Since it is going to be Mother's day on Sunday, I thought I'd share my poem about the divine mother. Here it is:

She is like an egg
all round and wobbly,
ceaselessly performing 
that silly dance, making 
sense of space surrounding her.
She is rooted in her own navel,
soil pregnant with possibilities. 
Her trunk, with rings infinite,
is proud to see the fruition of time;
when the wind picks up,
she sways smiling. 
Her limbs stretch through creation
so that she may playfully place
crowns on all her children,
with no exception.
And        when        we        fall

whether it be from floor fifteen,
from fascination, or from grace,
she is that perfect      permanent      pillow,
who swallows us whole
into her linen and feathers,
and then gently eases us 
back to the surface
so that we may again take a look 
at this bright, revolving world
that we had somehow forgotten how to see.

-Nyssa Rhiannon


So I missed a day. I thought about it last night right as I was going to sleep, but decided that I was too relaxed and it was already late enough that it was okay.  Good thing this blog is called, "Not So Seriously." It really eases up the need for perfection and makes it more play.
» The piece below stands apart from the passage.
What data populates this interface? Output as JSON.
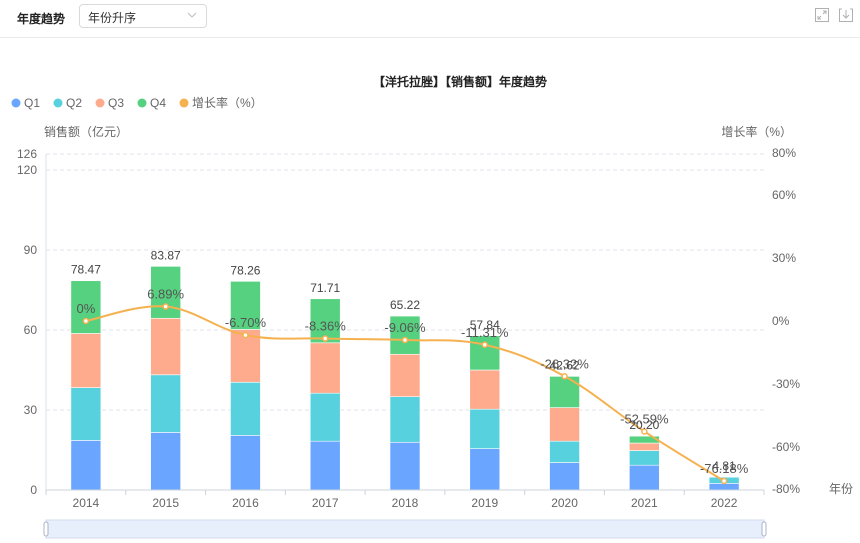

Last night we had our first meal together with the new roommate.  My current roommate and I reflected on our almost 3 years together, how we've learned about each other, ourselves. Before we moved in together, I almost lived by myself but through some divine weaving the universe brought me this roommate who's been a great match for me.  We've both done really well at recognizing the truth beyond general roommate disputes. Through consistent and honest communication, we've turned our disagreements into lessons about who we are.  Personal growth is just a natural by-product of this process.    But it also means recognizing when our actions come out of a need for control and discerning the most compassionate way to express our opinions (or if communication is necessary at all).  Its hard work, but totally worth it.

I was reminded of this idea I had that was on a post-it note on my desk for a long time. It read:

The clash of otherness
creates the possibility
for the transcendence 
of duality. 

Looking back, I can see how this statement informs much of what I offer to the world. To remember actually means to come together (-member), again (re-).  When we come together with others, are able to cross the bridge, we have the opportunity to meet the divine in them and recognize it as ourselves.  But this takes practice. I am thankful to both my roommates for allowing this opportunity for each of us to become more of who we are. 


In Sanskrit, neti neti is a term used to describe God. It means, "Not this, not that." Basically, you can't put God or ultimate reality or whatever you want to call it in words.  Makes sense.

And still, even after thousands of years of knowing that we are still trying. Myself included.

There is also an idea among many religious traditions of  not taking one's self or work too seriously.  When it comes down to it, our individuality dissolves in the oneness that is.  What happens is just play.

It is from this space that I begin, again.